According to Insider Monkey’s fourth quarter database, 34 hedge funds were bullish on ICICI Bank Limited (NYSE:IBN), compared to 32 funds in the previous quarter. Rajiv Jain’s GQG Partners is the largest position holder in the firm, with 58 million shares worth $1.38 billion.
7. iShares MSCI India ETF (BATS:INDA)
5-Year Share Price Performance as of March 27: 44.81%
Next on our list of the best India ETFs is the iShares MSCI India ETF (BATS:INDA), which aims to reflect the performance of the MSCI India Index. It offers exposure to medium and large companies in India and provides targeted access to the stock market of India. The ETF was introduced on February 2, 2012. As of March 26, 2024, the fund holds net assets worth $8.95 billion, with a portfolio comprising 136 stocks. It has an expense ratio of 0.65%.
Infosys Limited (NYSE:INFY) is one of the top holdings of the iShares MSCI India ETF (BATS:INDA). Infosys Limited (NYSE:INFY) offers consulting, outsourcing, technology, and modern digital services in India, as well as globally. The firm is based in Bengaluru, India. On January 11, Infosys Limited (NYSE:INFY) announced a Q3 GAAP EPS of $0.18, in-line with estimates. Its revenue came in at $4.66 billion, falling short of market estimates by $10 million.

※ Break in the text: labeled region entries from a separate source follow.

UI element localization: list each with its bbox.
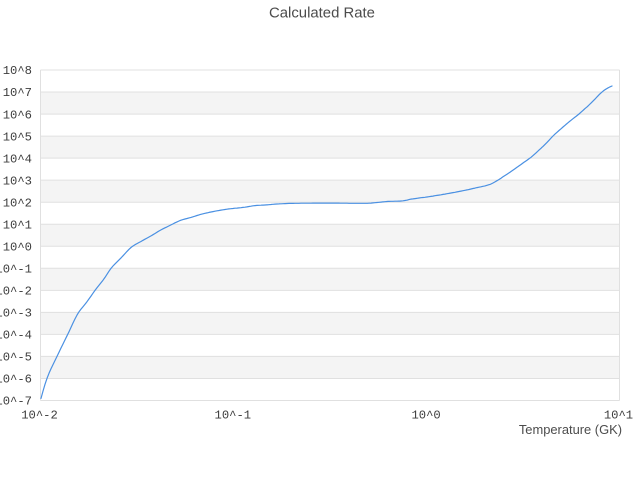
svg-text:10^-1: 10^-1 [215, 409, 252, 423]
svg-text:10^3: 10^3 [3, 174, 32, 188]
svg-text:10^6: 10^6 [3, 108, 32, 122]
svg-text:10^8: 10^8 [3, 64, 32, 78]
svg-text:10^-1: 10^-1 [0, 263, 32, 277]
svg-text:10^-2: 10^-2 [21, 409, 58, 423]
svg-text:Temperature (GK): Temperature (GK) [519, 422, 622, 437]
svg-text:10^0: 10^0 [3, 240, 32, 254]
svg-text:10^-7: 10^-7 [0, 395, 32, 409]
svg-text:Calculated Rate: Calculated Rate [269, 5, 375, 21]
svg-text:10^4: 10^4 [3, 152, 32, 166]
svg-text:10^-2: 10^-2 [0, 285, 32, 299]
svg-text:10^-4: 10^-4 [0, 329, 32, 343]
svg-text:10^-3: 10^-3 [0, 307, 32, 321]
svg-text:10^-6: 10^-6 [0, 373, 32, 387]
svg-text:10^-5: 10^-5 [0, 351, 32, 365]
svg-text:10^5: 10^5 [3, 130, 32, 144]
svg-text:10^0: 10^0 [411, 409, 440, 423]
svg-text:10^7: 10^7 [3, 86, 32, 100]
svg-text:10^1: 10^1 [3, 218, 32, 232]
svg-text:10^2: 10^2 [3, 196, 32, 210]
svg-text:10^1: 10^1 [604, 409, 633, 423]
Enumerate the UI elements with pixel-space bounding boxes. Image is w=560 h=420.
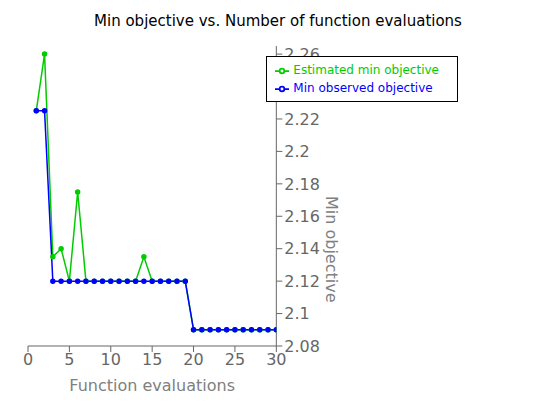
svg-text:2.08: 2.08 — [284, 337, 320, 356]
svg-text:2.1: 2.1 — [284, 304, 309, 323]
svg-text:Min objective: Min objective — [322, 196, 341, 303]
svg-text:2.26: 2.26 — [284, 45, 320, 64]
svg-text:20: 20 — [183, 350, 203, 369]
svg-text:2.12: 2.12 — [284, 272, 320, 291]
svg-text:15: 15 — [142, 350, 162, 369]
svg-text:2.24: 2.24 — [284, 77, 320, 96]
svg-text:2.16: 2.16 — [284, 207, 320, 226]
svg-text:2.18: 2.18 — [284, 175, 320, 194]
svg-text:2.22: 2.22 — [284, 110, 320, 129]
svg-text:25: 25 — [225, 350, 245, 369]
svg-text:Function evaluations: Function evaluations — [69, 376, 235, 395]
svg-text:5: 5 — [64, 350, 74, 369]
svg-text:2.14: 2.14 — [284, 239, 320, 258]
svg-text:10: 10 — [101, 350, 121, 369]
svg-text:2.2: 2.2 — [284, 142, 309, 161]
svg-text:0: 0 — [23, 350, 33, 369]
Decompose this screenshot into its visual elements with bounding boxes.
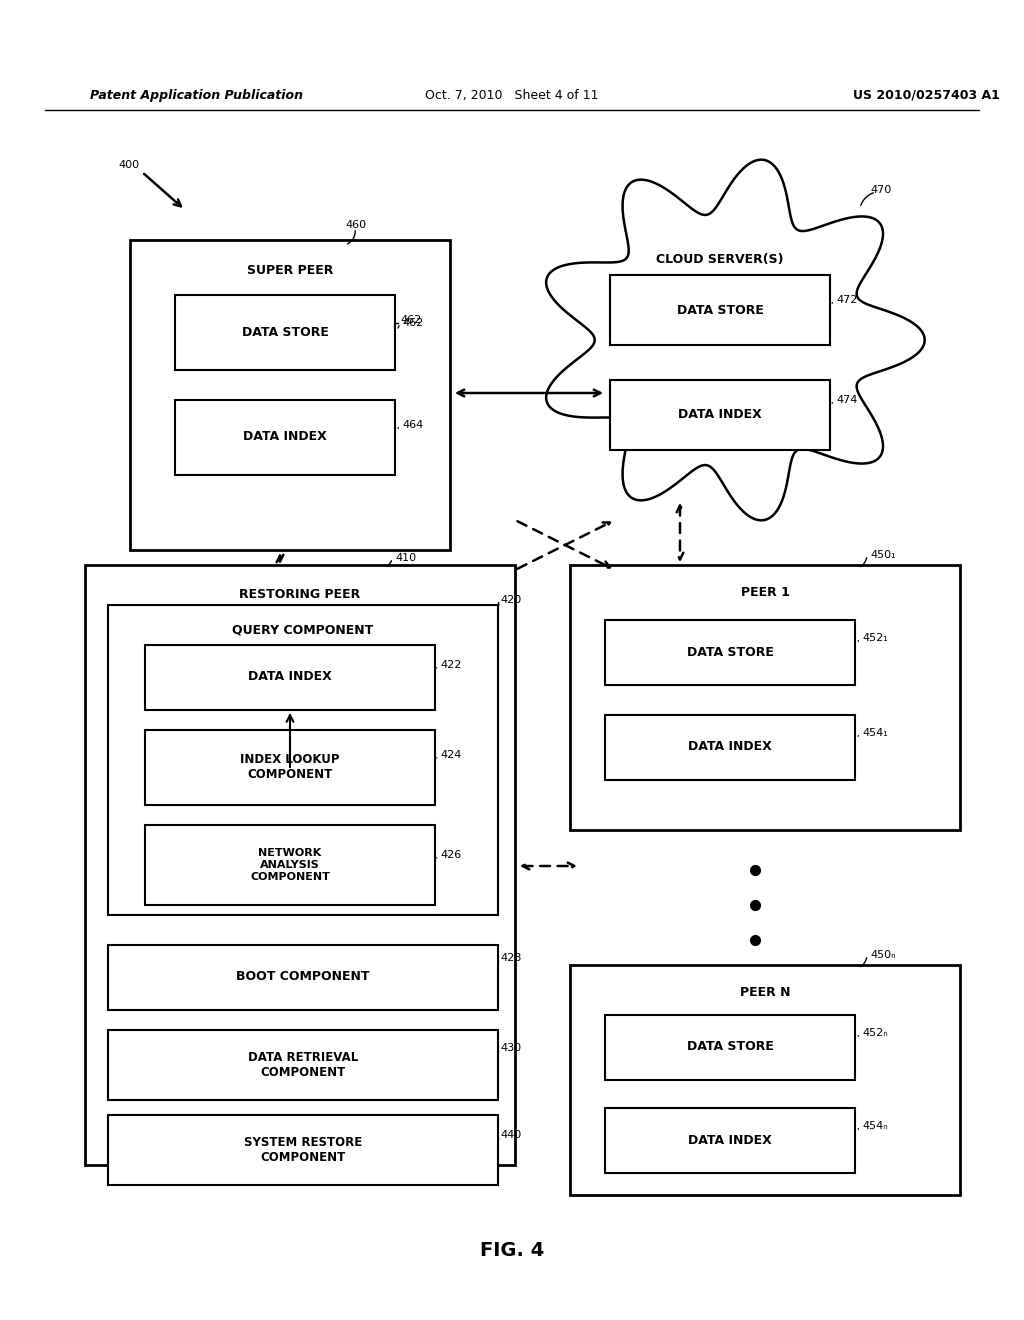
Text: DATA INDEX: DATA INDEX — [678, 408, 762, 421]
Text: DATA STORE: DATA STORE — [686, 1040, 773, 1053]
Text: RESTORING PEER: RESTORING PEER — [240, 589, 360, 602]
FancyBboxPatch shape — [145, 825, 435, 906]
Text: 470: 470 — [870, 185, 891, 195]
FancyBboxPatch shape — [108, 1115, 498, 1185]
FancyBboxPatch shape — [570, 565, 961, 830]
Text: DATA RETRIEVAL
COMPONENT: DATA RETRIEVAL COMPONENT — [248, 1051, 358, 1078]
FancyBboxPatch shape — [605, 1107, 855, 1173]
Text: 460: 460 — [345, 220, 367, 230]
Text: BOOT COMPONENT: BOOT COMPONENT — [237, 970, 370, 983]
Text: 428: 428 — [500, 953, 521, 964]
FancyBboxPatch shape — [145, 645, 435, 710]
Text: PEER 1: PEER 1 — [740, 586, 790, 599]
FancyBboxPatch shape — [108, 605, 498, 915]
Text: 464: 464 — [402, 420, 423, 430]
Polygon shape — [546, 160, 925, 520]
Text: 440: 440 — [500, 1130, 521, 1140]
FancyBboxPatch shape — [605, 715, 855, 780]
Text: DATA STORE: DATA STORE — [677, 304, 764, 317]
Text: Patent Application Publication: Patent Application Publication — [90, 88, 303, 102]
FancyBboxPatch shape — [130, 240, 450, 550]
Text: 462: 462 — [402, 318, 423, 327]
Text: QUERY COMPONENT: QUERY COMPONENT — [232, 623, 374, 636]
FancyBboxPatch shape — [108, 1030, 498, 1100]
Text: DATA INDEX: DATA INDEX — [688, 741, 772, 754]
Text: 474: 474 — [836, 395, 857, 405]
Text: DATA INDEX: DATA INDEX — [248, 671, 332, 684]
FancyBboxPatch shape — [610, 275, 830, 345]
Text: DATA STORE: DATA STORE — [686, 645, 773, 659]
Text: 422: 422 — [440, 660, 462, 671]
Text: SUPER PEER: SUPER PEER — [247, 264, 333, 276]
Text: US 2010/0257403 A1: US 2010/0257403 A1 — [853, 88, 1000, 102]
Text: DATA INDEX: DATA INDEX — [243, 430, 327, 444]
Text: 454₁: 454₁ — [862, 729, 888, 738]
Text: INDEX LOOKUP
COMPONENT: INDEX LOOKUP COMPONENT — [241, 752, 340, 781]
Text: 462: 462 — [400, 315, 421, 325]
Text: 450ₙ: 450ₙ — [870, 950, 896, 960]
Text: 420: 420 — [500, 595, 521, 605]
Text: CLOUD SERVER(S): CLOUD SERVER(S) — [656, 253, 783, 267]
Text: 452₁: 452₁ — [862, 634, 888, 643]
FancyBboxPatch shape — [570, 965, 961, 1195]
Text: SYSTEM RESTORE
COMPONENT: SYSTEM RESTORE COMPONENT — [244, 1137, 362, 1164]
Text: FIG. 4: FIG. 4 — [480, 1241, 544, 1259]
Text: 410: 410 — [395, 553, 416, 564]
FancyBboxPatch shape — [145, 730, 435, 805]
Text: DATA INDEX: DATA INDEX — [688, 1134, 772, 1147]
Text: 454ₙ: 454ₙ — [862, 1121, 888, 1131]
FancyBboxPatch shape — [610, 380, 830, 450]
FancyBboxPatch shape — [175, 400, 395, 475]
Text: 452ₙ: 452ₙ — [862, 1028, 888, 1038]
Text: Oct. 7, 2010   Sheet 4 of 11: Oct. 7, 2010 Sheet 4 of 11 — [425, 88, 599, 102]
FancyBboxPatch shape — [108, 945, 498, 1010]
Text: PEER N: PEER N — [739, 986, 791, 999]
Text: 430: 430 — [500, 1043, 521, 1053]
Text: 450₁: 450₁ — [870, 550, 896, 560]
Text: DATA STORE: DATA STORE — [242, 326, 329, 338]
FancyBboxPatch shape — [605, 1015, 855, 1080]
Text: 426: 426 — [440, 850, 461, 861]
Text: 400: 400 — [118, 160, 139, 170]
FancyBboxPatch shape — [175, 294, 395, 370]
Text: 424: 424 — [440, 750, 462, 760]
Text: NETWORK
ANALYSIS
COMPONENT: NETWORK ANALYSIS COMPONENT — [250, 849, 330, 882]
FancyBboxPatch shape — [605, 620, 855, 685]
Text: 472: 472 — [836, 294, 857, 305]
FancyBboxPatch shape — [85, 565, 515, 1166]
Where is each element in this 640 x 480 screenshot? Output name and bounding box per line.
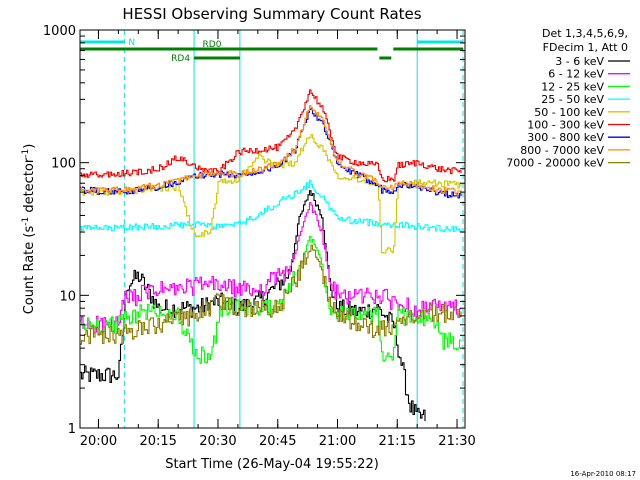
x-tick-label: 21:00 xyxy=(319,434,356,449)
x-axis-ticks: 20:00 20:15 20:30 20:45 21:00 21:15 21:30 xyxy=(80,30,476,449)
series-line xyxy=(80,244,462,345)
footer-timestamp: 16-Apr-2010 08:17 xyxy=(570,470,636,478)
legend-entry-label: 800 - 7000 keV xyxy=(520,144,604,157)
plot-frame xyxy=(79,29,466,429)
vertical-markers xyxy=(123,30,464,428)
series-line xyxy=(80,134,462,254)
x-axis-label: Start Time (26-May-04 19:55:22) xyxy=(165,457,379,472)
legend-entry-label: 6 - 12 keV xyxy=(548,68,604,81)
state-bar-label: N xyxy=(128,38,135,48)
legend-entry-label: 7000 - 20000 keV xyxy=(506,157,604,170)
x-tick-label: 20:30 xyxy=(199,434,236,449)
state-bar-label: RD0 xyxy=(203,40,222,50)
x-tick-label: 21:15 xyxy=(379,434,416,449)
y-tick-label: 1 xyxy=(68,422,76,437)
chart-title: HESSI Observing Summary Count Rates xyxy=(122,5,421,23)
legend: Det 1,3,4,5,6,9,FDecim 1, Att 03 - 6 keV… xyxy=(506,27,630,170)
legend-entry-label: 100 - 300 keV xyxy=(527,119,604,132)
legend-header-line: FDecim 1, Att 0 xyxy=(543,41,628,54)
x-tick-label: 21:30 xyxy=(438,434,475,449)
y-axis-ticks: 1 10 100 1000 xyxy=(43,24,465,437)
x-tick-label: 20:15 xyxy=(139,434,176,449)
x-tick-label: 20:00 xyxy=(80,434,117,449)
y-tick-label: 10 xyxy=(59,289,76,304)
legend-entry-label: 50 - 100 keV xyxy=(534,106,604,119)
legend-entry-label: 300 - 800 keV xyxy=(527,131,604,144)
x-tick-label: 20:45 xyxy=(259,434,296,449)
legend-entry-label: 12 - 25 keV xyxy=(541,80,604,93)
state-bars: N RD0 RD4 xyxy=(80,38,464,64)
y-tick-label: 100 xyxy=(51,157,76,172)
y-axis-label: Count Rate (s-1 detector-1) xyxy=(21,144,37,315)
legend-entry-label: 3 - 6 keV xyxy=(555,55,604,68)
series-line xyxy=(80,236,462,364)
series-lines xyxy=(80,89,462,422)
series-line xyxy=(80,105,462,196)
legend-entry-label: 25 - 50 keV xyxy=(541,93,604,106)
legend-header-line: Det 1,3,4,5,6,9, xyxy=(542,27,628,40)
y-tick-label: 1000 xyxy=(43,24,76,39)
series-line xyxy=(80,190,426,422)
state-bar-label: RD4 xyxy=(171,54,190,64)
series-line xyxy=(80,179,462,233)
series-line xyxy=(80,89,462,183)
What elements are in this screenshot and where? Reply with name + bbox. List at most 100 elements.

As per Insider Monkey’s fourth quarter database, 22 hedge funds were bullish on Infosys Limited (NYSE:INFY), up from 19 funds in the preceding quarter. Ken Fisher’s Fisher Asset Management held the largest position in the company, with 15.3 million shares valued at $281.2 million.
6. First Trust India NIFTY 50 Equal Weight ETF (NASDAQ:NFTY)
5-Year Share Price Performance as of March 27: 48.95%
The First Trust India NIFTY 50 Equal Weight ETF (NASDAQ:NFTY), previously known as the First Trust Taiwan AlphaDEX Fund, aims to match the performance of the NIFTY 50 Equal Weight Index. The ETF typically invests a minimum of 90% of its assets in the common stocks that make up the Index. It was launched on February 14, 2012, and as of March 26, 2024, the ETF has net assets amounting to $187.13 million, with its portfolio comprising 50 stocks. Its expense ratio is 0.80% as of May 1, 2023.
Bajaj Auto Limited (NSE:BAJAJ-AUTO) is the top holding of the First Trust India NIFTY 50 Equal Weight ETF (NASDAQ:NFTY). Bajaj Auto Limited (NSE:BAJAJ-AUTO) designs, produces, and distributes vehicles in India. Its operations are divided into Automotive, Investments, and Other segments. The company was established in 1945 and is headquartered in Pune, India.
Like Infosys Limited (NYSE:INFY), HDFC Bank Limited (NYSE:HDB), and ICICI Bank Limited (NYSE:IBN), Bajaj Auto Limited (NSE:BAJAJ-AUTO) is one of the best India stocks.